Como forma de “burlar” a falta de espaço em eventos, as quadrinistas se destacam em redes sociais. Muitas delas, como Cora, Luísa e Aline, divulgam os trabalhos na Internet. As artistas ressaltam, porém, que não adaptam os desenhos de acordo com o meio virtual. “Faço o desenho para mim e depois para os outros. Se eu pensar só em curtidas, meu trabalho cairá de qualidade. Prefiro continuar com meu método de produção. Meu trabalho alivia minhas ansiedades, é quase como uma terapia”, diz Cora.
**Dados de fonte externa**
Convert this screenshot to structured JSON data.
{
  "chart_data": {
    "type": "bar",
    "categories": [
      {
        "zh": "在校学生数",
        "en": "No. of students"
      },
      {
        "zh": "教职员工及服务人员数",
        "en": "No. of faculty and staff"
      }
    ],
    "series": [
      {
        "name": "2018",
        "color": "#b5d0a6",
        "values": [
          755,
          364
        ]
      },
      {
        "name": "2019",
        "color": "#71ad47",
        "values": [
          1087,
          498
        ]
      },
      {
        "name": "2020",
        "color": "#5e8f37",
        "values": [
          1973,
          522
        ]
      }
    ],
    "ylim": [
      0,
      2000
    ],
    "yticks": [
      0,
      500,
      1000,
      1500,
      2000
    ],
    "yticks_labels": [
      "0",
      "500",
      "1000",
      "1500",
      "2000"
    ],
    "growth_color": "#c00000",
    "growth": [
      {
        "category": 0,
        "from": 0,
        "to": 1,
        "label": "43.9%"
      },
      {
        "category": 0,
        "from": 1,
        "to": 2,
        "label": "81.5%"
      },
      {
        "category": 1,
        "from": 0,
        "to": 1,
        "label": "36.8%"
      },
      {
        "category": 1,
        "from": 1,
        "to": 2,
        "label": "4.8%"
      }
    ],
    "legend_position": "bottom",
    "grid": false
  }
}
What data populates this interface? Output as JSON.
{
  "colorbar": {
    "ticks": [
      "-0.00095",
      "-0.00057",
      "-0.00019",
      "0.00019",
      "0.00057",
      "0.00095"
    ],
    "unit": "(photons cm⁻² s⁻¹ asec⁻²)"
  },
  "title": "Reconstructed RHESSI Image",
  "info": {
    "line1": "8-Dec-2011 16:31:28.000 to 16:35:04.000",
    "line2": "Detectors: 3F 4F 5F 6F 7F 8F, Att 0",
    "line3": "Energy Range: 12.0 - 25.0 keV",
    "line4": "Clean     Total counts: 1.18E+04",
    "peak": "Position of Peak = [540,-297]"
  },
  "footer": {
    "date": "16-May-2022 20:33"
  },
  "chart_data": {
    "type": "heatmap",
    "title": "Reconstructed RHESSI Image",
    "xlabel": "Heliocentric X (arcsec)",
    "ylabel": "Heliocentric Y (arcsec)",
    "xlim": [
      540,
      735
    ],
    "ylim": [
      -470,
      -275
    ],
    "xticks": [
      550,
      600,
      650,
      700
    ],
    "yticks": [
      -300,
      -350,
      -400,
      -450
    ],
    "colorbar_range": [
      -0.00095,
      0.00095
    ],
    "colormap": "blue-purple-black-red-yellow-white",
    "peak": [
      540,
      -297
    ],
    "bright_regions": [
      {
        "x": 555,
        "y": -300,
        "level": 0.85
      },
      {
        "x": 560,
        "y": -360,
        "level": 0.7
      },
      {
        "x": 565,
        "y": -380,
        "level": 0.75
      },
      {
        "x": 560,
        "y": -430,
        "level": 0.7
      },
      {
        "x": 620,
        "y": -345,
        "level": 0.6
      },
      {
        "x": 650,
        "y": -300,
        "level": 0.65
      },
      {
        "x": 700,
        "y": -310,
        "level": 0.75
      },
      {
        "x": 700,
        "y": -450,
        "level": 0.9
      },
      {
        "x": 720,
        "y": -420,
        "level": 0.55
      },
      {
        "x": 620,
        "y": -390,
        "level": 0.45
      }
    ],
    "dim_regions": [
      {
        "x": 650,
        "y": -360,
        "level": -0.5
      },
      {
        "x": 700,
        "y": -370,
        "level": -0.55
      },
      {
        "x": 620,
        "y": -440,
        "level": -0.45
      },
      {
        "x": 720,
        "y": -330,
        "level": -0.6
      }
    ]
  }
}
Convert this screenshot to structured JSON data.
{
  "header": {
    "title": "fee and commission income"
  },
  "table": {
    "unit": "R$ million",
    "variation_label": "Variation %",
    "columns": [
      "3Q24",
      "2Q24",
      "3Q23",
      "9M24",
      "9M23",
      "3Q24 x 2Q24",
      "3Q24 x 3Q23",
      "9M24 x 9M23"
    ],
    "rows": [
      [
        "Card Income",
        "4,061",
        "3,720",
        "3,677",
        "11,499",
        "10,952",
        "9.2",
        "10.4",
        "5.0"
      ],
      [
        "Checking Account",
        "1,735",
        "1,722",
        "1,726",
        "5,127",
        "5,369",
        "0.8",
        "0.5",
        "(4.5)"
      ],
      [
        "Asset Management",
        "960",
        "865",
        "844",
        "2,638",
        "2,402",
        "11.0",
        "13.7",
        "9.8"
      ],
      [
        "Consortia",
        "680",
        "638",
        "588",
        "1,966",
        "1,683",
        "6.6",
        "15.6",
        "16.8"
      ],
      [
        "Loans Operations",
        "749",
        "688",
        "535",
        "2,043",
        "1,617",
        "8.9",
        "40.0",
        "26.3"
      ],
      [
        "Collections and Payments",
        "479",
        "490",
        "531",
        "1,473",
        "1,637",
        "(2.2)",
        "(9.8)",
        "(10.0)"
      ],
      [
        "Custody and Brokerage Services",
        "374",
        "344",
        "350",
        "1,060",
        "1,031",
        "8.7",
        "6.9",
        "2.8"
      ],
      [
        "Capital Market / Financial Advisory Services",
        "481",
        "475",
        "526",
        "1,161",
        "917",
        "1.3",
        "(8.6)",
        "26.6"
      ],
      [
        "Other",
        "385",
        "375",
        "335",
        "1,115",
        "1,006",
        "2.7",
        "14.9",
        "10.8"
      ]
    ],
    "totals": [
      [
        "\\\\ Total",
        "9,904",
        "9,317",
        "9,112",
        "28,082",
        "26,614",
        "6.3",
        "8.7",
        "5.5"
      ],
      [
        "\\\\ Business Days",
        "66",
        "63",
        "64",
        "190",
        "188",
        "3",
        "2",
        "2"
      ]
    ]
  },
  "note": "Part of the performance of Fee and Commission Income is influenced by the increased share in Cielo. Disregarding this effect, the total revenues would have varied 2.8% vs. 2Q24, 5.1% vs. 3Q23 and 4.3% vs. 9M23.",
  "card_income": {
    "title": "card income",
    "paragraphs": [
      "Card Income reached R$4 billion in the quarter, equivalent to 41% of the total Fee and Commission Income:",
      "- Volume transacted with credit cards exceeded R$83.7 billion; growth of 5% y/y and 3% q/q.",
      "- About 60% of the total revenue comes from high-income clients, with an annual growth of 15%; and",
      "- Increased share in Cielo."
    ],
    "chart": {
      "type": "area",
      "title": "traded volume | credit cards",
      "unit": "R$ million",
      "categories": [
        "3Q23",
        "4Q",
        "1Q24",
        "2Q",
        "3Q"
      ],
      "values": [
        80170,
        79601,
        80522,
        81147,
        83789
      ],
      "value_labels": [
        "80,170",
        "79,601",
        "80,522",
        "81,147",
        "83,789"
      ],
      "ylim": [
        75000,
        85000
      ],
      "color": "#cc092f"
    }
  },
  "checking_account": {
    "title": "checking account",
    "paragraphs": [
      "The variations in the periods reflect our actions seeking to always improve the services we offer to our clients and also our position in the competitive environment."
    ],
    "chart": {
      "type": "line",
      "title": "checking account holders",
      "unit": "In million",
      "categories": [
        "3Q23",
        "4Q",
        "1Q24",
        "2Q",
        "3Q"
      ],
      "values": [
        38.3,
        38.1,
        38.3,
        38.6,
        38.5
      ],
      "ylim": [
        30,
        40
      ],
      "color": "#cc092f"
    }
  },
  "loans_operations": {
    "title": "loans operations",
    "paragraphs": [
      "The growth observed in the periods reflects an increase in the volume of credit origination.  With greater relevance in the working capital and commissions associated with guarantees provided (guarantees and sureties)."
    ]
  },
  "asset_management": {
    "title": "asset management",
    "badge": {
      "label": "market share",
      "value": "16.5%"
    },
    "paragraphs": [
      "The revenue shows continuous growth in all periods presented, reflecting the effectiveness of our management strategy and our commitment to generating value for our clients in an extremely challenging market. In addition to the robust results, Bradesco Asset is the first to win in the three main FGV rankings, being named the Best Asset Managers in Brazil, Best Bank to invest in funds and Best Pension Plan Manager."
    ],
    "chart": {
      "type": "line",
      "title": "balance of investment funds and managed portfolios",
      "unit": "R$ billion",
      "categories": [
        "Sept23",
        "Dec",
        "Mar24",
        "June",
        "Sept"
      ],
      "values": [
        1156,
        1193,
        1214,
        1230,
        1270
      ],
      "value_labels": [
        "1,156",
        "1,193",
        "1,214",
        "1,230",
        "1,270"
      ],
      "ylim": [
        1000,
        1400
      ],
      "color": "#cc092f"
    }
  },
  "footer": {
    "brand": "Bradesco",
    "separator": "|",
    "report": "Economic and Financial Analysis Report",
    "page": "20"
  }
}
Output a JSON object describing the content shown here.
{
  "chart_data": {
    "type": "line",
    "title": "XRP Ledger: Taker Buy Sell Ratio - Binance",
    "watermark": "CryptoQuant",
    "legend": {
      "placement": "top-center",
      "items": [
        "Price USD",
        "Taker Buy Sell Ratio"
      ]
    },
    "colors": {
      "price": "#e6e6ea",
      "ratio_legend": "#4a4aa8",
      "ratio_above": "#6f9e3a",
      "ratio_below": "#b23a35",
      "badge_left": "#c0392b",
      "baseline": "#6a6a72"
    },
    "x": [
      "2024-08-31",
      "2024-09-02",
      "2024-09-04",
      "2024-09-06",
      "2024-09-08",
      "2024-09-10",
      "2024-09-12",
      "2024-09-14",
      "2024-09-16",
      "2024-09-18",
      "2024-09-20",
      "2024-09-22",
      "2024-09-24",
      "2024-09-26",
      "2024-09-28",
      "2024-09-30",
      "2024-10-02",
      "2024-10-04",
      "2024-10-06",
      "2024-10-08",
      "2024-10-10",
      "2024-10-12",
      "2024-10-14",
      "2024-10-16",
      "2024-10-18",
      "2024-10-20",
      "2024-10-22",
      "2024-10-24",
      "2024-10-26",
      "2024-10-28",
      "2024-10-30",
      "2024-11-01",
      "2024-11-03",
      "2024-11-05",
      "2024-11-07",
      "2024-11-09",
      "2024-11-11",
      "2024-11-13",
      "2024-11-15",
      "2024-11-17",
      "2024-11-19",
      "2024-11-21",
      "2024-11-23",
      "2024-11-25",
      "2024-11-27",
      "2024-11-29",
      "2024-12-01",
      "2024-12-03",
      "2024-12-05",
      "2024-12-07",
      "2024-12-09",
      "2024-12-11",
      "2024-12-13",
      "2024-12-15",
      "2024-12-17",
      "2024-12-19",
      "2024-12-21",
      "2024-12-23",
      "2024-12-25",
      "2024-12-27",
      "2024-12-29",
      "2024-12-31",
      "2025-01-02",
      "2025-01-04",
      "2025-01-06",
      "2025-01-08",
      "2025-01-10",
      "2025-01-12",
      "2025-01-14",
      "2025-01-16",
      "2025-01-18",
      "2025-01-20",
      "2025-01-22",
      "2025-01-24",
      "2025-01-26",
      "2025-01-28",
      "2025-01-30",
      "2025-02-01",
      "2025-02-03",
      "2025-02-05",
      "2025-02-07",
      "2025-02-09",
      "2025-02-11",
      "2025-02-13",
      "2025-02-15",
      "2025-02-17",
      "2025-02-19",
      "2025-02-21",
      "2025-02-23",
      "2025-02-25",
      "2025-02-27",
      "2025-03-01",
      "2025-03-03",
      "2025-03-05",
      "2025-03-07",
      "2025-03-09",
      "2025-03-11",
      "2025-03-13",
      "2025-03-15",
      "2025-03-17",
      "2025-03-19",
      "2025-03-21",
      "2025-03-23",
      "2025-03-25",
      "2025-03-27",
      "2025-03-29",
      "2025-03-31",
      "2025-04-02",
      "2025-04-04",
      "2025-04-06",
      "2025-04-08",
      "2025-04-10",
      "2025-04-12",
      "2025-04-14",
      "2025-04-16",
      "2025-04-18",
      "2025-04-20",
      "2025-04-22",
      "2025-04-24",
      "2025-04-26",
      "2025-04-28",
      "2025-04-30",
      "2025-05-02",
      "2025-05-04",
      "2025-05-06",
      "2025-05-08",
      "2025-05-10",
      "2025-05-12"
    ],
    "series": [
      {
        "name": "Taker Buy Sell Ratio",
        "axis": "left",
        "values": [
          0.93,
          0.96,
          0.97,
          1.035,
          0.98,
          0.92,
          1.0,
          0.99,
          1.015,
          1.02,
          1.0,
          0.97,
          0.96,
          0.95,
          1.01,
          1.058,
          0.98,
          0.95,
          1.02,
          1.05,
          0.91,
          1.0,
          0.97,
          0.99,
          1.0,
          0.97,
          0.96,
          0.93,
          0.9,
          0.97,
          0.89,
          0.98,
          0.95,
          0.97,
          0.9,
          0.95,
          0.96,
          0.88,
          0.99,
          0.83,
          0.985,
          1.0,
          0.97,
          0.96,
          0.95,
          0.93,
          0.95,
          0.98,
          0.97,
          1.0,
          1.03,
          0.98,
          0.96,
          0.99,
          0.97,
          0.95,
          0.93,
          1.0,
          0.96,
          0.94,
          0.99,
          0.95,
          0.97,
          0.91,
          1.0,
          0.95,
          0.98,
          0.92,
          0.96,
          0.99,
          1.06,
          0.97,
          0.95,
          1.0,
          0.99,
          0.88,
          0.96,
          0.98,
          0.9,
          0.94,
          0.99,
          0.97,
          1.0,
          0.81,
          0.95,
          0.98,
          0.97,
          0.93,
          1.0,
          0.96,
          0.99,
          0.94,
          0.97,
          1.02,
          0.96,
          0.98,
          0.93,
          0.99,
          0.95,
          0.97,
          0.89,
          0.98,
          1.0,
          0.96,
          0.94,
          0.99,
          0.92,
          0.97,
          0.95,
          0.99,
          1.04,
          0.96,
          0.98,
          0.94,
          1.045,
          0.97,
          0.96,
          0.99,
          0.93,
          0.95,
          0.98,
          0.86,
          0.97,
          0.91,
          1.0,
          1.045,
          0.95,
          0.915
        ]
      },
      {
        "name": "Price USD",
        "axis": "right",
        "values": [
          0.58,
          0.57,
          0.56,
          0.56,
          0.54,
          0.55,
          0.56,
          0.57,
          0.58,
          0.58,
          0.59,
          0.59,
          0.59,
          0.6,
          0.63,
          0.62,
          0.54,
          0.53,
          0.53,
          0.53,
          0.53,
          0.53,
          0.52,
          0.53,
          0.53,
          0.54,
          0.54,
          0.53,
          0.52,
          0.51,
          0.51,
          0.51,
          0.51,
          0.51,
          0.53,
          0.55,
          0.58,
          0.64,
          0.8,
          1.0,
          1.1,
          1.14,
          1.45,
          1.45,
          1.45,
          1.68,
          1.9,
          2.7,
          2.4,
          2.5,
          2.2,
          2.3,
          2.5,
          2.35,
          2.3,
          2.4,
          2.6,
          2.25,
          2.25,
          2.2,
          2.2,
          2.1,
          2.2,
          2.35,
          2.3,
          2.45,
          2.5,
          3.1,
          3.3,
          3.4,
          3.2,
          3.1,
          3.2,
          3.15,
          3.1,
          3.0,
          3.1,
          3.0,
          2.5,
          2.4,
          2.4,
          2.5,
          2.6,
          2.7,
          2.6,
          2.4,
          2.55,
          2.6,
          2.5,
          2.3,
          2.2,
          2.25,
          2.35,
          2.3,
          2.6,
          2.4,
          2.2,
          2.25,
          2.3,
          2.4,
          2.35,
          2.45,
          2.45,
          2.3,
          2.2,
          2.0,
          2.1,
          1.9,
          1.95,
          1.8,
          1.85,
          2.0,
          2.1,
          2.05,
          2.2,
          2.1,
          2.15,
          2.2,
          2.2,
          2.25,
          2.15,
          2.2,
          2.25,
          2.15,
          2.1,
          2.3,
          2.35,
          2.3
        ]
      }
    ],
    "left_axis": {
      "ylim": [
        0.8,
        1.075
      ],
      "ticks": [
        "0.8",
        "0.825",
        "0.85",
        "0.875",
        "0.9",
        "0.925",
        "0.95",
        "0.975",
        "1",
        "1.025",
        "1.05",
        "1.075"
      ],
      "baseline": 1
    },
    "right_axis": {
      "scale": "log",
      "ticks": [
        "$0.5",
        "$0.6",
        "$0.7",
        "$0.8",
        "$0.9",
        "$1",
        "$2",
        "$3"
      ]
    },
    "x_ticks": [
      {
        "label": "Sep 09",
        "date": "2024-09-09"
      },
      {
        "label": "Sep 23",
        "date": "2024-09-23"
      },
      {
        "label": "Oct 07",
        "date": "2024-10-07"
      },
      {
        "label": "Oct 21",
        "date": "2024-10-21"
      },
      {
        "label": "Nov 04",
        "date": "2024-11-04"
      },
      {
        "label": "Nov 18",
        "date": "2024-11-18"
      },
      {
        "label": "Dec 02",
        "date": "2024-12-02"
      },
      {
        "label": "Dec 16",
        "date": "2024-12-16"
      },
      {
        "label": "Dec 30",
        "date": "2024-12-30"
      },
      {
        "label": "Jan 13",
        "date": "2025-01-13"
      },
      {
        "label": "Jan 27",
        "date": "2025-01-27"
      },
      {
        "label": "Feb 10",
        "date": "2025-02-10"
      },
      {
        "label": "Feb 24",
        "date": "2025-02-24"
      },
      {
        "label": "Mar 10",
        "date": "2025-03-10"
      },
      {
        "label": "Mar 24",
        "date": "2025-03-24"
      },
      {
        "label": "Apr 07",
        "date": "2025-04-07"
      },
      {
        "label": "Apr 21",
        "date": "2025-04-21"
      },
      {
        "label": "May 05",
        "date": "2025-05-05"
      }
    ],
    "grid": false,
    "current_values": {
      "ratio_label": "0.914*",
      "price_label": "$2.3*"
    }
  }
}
Quadrinho publicado na página Desalineada (Foto: Reprodução Instagram)

Aline lembra que começou a ganhar mais espaço quando criou páginas nas redes sociais. Segundo ela, é uma questão de sobrevivência ter acesso a meios de publicação gratuitos e instantâneos. “Existe uma tentação em direcionar a produção para o que dá mais visibilidade, o que nem sempre quer dizer mais retorno qualitativo ou financeiro. Tento ignorar essa pressão, porque em alguns momentos preciso me dedicar a projetos mais longos que não podem ser divulgados no ritmo que a Internet exige. Então, é um balanço entre se manter ativa e priorizar o que realmente fará minha produção crescer”, explica.